More interesting is Cambanis’s argument that America’s “global cop” role keeps shipping lanes open and facilitates free trade agreements. I think America’s post-war and early Cold War role in setting up international institutions that liberalized economies and encouraged the lowering of trade barriers was important, but the notion that global free trade today depends on U.S. hegemony is dubious. Most countries have learned the lesson that freer trade and globalization is a net economic benefit; they don’t need U.S. military bases to continue to be convinced. And certainly America’s frequent “global cop” military interventions don’t help. Moreover, as Joshua Shifrinson and Sameer Lalwani write in a chapter for a Cato Institute book on threat perception and U.S. national security, “Although more actors are increasingly capable of disrupting American command [of the seas], none are capable of systematically undermining the maritime status quo.” Indeed, any state interested in gaining global power and influence will strive to keep shipping lanes open and engage in free trade. Just ask China.
And as for the argument that China would be “thrilled for America to pull back,” I seriously doubt it. China certainly prefers an American withdrawal from the South and East China Seas, but, as a recent RAND Corporation study found, China is all too eager to let the U.S. carry the burden for Middle East energy security, believing (erroneously) that American military presence there helps secure the free flow of oil out of the Persian Gulf, incidentally a region that China relies on for oil imports far more than the U.S. does.

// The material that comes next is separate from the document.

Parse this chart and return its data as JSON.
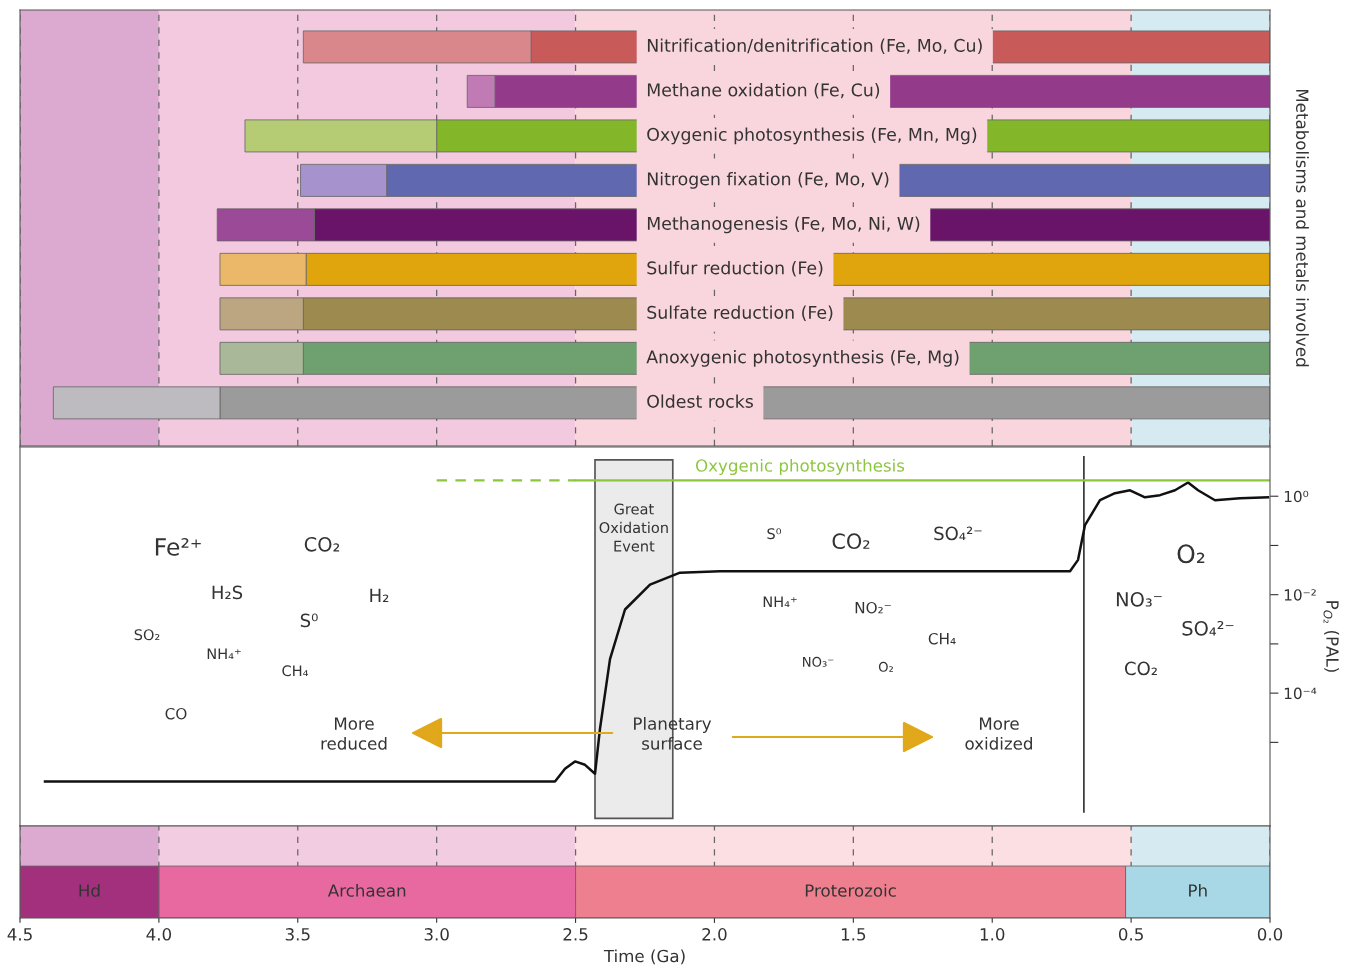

Much of this debate boils down to whether or not U.S. primacy deserves credit for the decline of interstate war, and thus for the increase in global economic productivity, since 1945. Many argue that it does, but there are competing arguments. Nuclear weapons and the destructive power of modern conventional militaries have created an environment of “defense dominance” in which war and conquest are either prohibitively costly or just plain infeasible. Economic interdependence, which developed long before America’s rise to superpower status, also creates incentives to keep the peace and get rich instead – so the cause-effect variable could very well be the reverse of what Cambanis and others claim. Cato’s own John Mueller has long argued that a normative shift in the way most societies see war, from a glorified practice to an abhorrent last resort, is the real reason for the decline of international conflict.
Cambanis predicts that, contrary to the prognostications of some fearful commentators, Trump will not reduce America’s role in the world because he will soon realize that it is a net benefit to the country’s interests and its bottom line. I agree Trump is unlikely to pare back U.S. predominance, but I think it will have more to do with his predilection for exercising immense power than anything else.